WATCH: Orolbai defeats opponent with a kimura at UFC Baku

Myktybek Orolbai caught Tofiq Musayev’s body kick, dragged him to the canvas, and when the Azerbaijani scrambled to escape, he left his arm hanging like bait. Orolbai didn’t hesitate—he wrapped it up and cranked until Musayev tapped at 4:35 of the first round.

In any other circumstance, that finish would have screamed $50,000 Performance of the Night bonus. Instead, Orolbai got a lecture from Dana White about making weight.

 

“The kid that didn’t make weight—he missed weight by 10 pounds,” White revealed during post-fight media scrums, his tone carrying that familiar mix of frustration and disappointment reserved for fighters who screw up outside the cage. “He came over and told me after the fight, he said, ‘I’m going to be a world champion someday.’ I said, ‘You better figure out how to make weight first before you—you can’t become a world champion if you come in 10 pounds overweight.'”

Ten pounds.

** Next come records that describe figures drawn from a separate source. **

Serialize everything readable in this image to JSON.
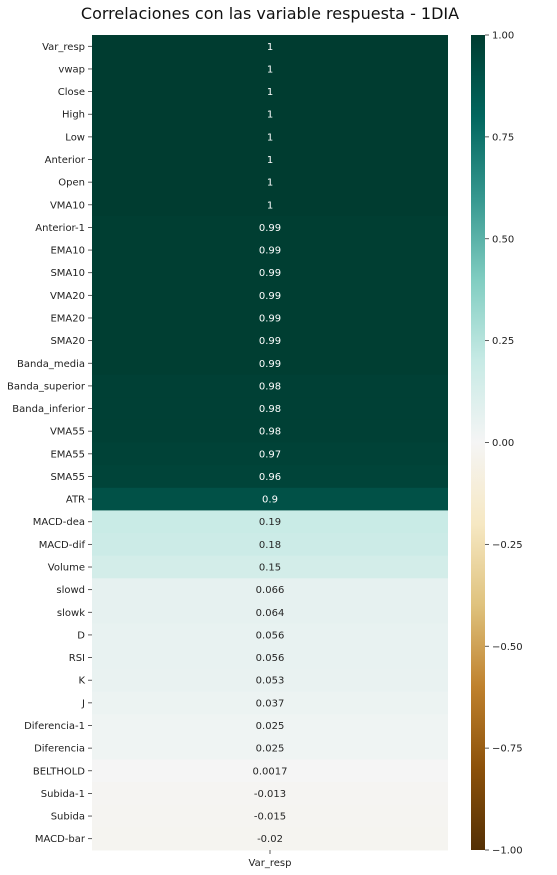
{
  "chart_data": {
    "type": "heatmap",
    "title": "Correlaciones con las variable respuesta - 1DIA",
    "xlabel": "",
    "ylabel": "",
    "columns": [
      "Var_resp"
    ],
    "rows": [
      "Var_resp",
      "vwap",
      "Close",
      "High",
      "Low",
      "Anterior",
      "Open",
      "VMA10",
      "Anterior-1",
      "EMA10",
      "SMA10",
      "VMA20",
      "EMA20",
      "SMA20",
      "Banda_media",
      "Banda_superior",
      "Banda_inferior",
      "VMA55",
      "EMA55",
      "SMA55",
      "ATR",
      "MACD-dea",
      "MACD-dif",
      "Volume",
      "slowd",
      "slowk",
      "D",
      "RSI",
      "K",
      "J",
      "Diferencia-1",
      "Diferencia",
      "BELTHOLD",
      "Subida-1",
      "Subida",
      "MACD-bar"
    ],
    "values": [
      1,
      1,
      1,
      1,
      1,
      1,
      1,
      1,
      0.99,
      0.99,
      0.99,
      0.99,
      0.99,
      0.99,
      0.99,
      0.98,
      0.98,
      0.98,
      0.97,
      0.96,
      0.9,
      0.19,
      0.18,
      0.15,
      0.066,
      0.064,
      0.056,
      0.056,
      0.053,
      0.037,
      0.025,
      0.025,
      0.0017,
      -0.013,
      -0.015,
      -0.02
    ],
    "value_labels": [
      "1",
      "1",
      "1",
      "1",
      "1",
      "1",
      "1",
      "1",
      "0.99",
      "0.99",
      "0.99",
      "0.99",
      "0.99",
      "0.99",
      "0.99",
      "0.98",
      "0.98",
      "0.98",
      "0.97",
      "0.96",
      "0.9",
      "0.19",
      "0.18",
      "0.15",
      "0.066",
      "0.064",
      "0.056",
      "0.056",
      "0.053",
      "0.037",
      "0.025",
      "0.025",
      "0.0017",
      "-0.013",
      "-0.015",
      "-0.02"
    ],
    "colorbar": {
      "colormap": "BrBG",
      "range": [
        -1,
        1
      ],
      "ticks": [
        1.0,
        0.75,
        0.5,
        0.25,
        0.0,
        -0.25,
        -0.5,
        -0.75,
        -1.0
      ],
      "tick_labels": [
        "1.00",
        "0.75",
        "0.50",
        "0.25",
        "0.00",
        "−0.25",
        "−0.50",
        "−0.75",
        "−1.00"
      ]
    },
    "grid": false
  }
}
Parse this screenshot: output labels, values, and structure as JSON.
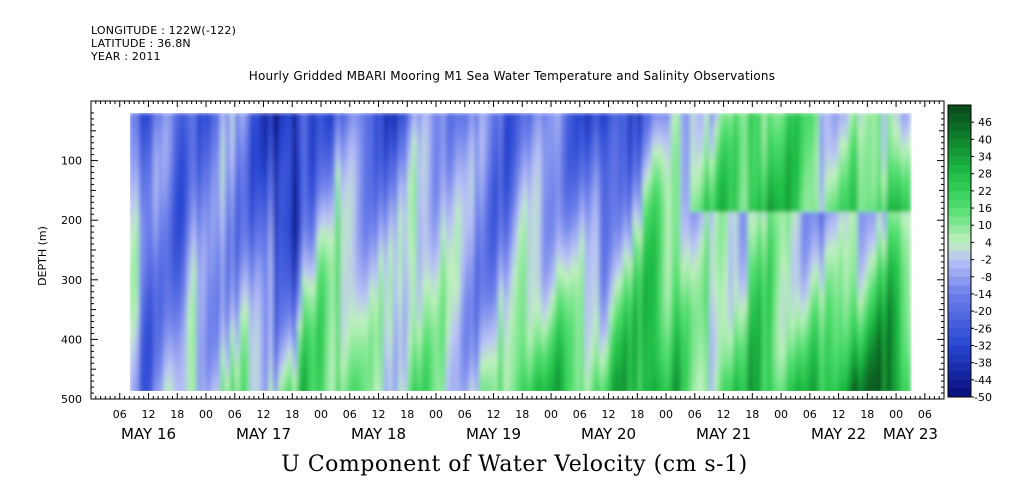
{
  "meta": {
    "longitude": "LONGITUDE : 122W(-122)",
    "latitude": "LATITUDE : 36.8N",
    "year": "YEAR : 2011"
  },
  "plot_title": "Hourly Gridded MBARI Mooring M1 Sea Water Temperature and Salinity Observations",
  "bottom_title": "U Component of Water Velocity (cm s-1)",
  "chart_data": {
    "type": "heatmap",
    "title": "Hourly Gridded MBARI Mooring M1 Sea Water Temperature and Salinity Observations",
    "variable": "U Component of Water Velocity (cm s-1)",
    "ylabel": "DEPTH (m)",
    "y_inverted": true,
    "ylim": [
      500,
      0
    ],
    "y_ticks": [
      100,
      200,
      300,
      400,
      500
    ],
    "x_start_hour": 0,
    "x_end_hour": 178,
    "x_hour_ticks": [
      "06",
      "12",
      "18",
      "00",
      "06",
      "12",
      "18",
      "00",
      "06",
      "12",
      "18",
      "00",
      "06",
      "12",
      "18",
      "00",
      "06",
      "12",
      "18",
      "00",
      "06",
      "12",
      "18",
      "00",
      "06",
      "12",
      "18",
      "00",
      "06",
      "12",
      "18",
      "00"
    ],
    "x_hour_tick_hours": [
      6,
      12,
      18,
      24,
      30,
      36,
      42,
      48,
      54,
      60,
      66,
      72,
      78,
      84,
      90,
      96,
      102,
      108,
      114,
      120,
      126,
      132,
      138,
      144,
      150,
      156,
      162,
      168,
      174,
      180,
      186,
      192
    ],
    "date_labels": [
      {
        "label": "MAY 16",
        "hour": 12
      },
      {
        "label": "MAY 17",
        "hour": 36
      },
      {
        "label": "MAY 18",
        "hour": 60
      },
      {
        "label": "MAY 19",
        "hour": 84
      },
      {
        "label": "MAY 20",
        "hour": 108
      },
      {
        "label": "MAY 21",
        "hour": 132
      },
      {
        "label": "MAY 22",
        "hour": 156
      },
      {
        "label": "MAY 23",
        "hour": 171
      }
    ],
    "data_start_hour": 8,
    "data_end_hour": 171,
    "data_depth_top": 20,
    "data_depth_bottom": 490,
    "colorbar_levels": [
      "46",
      "40",
      "34",
      "28",
      "22",
      "16",
      "10",
      "4",
      "-2",
      "-8",
      "-14",
      "-20",
      "-26",
      "-32",
      "-38",
      "-44",
      "-50"
    ],
    "colorbar_range": [
      -50,
      52
    ],
    "colors": {
      "strong_negative": "#0a1a8a",
      "negative": "#7f8ef0",
      "near_zero": "#c8f0c8",
      "positive": "#37d65a",
      "strong_positive": "#0b6b1e"
    }
  }
}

At lightweight, that’s not a slip-up or a bad cut—that’s showing up to a knife fight with a sword.

The lawyer-turned-mixed martial artist had promised a surprise during UFC Baku media day. Turns out the surprise was stepping on the scales looking more like a welterweight than a lightweight. His grappling was surgical, his technique flawless, but none of that mattered when he’d essentially robbed Musayev of a fair contest before they even locked the cage door.

 

For Musayev, this was supposed to be a fairy tale. The RIZIN grand prix winner making his octagon debut in front of his home crowd in Azerbaijan.

The sequence that ended it was almost cruel in its efficiency. Musayev threw that body kick trying to create distance, probably feeling the weight disadvantage every second they were clinched up. Orolbai snatched the leg like he was picking fruit, used it to dump Musayev again, and when the local hero tried to scramble free, his arm got caught in the wrong neighborhood.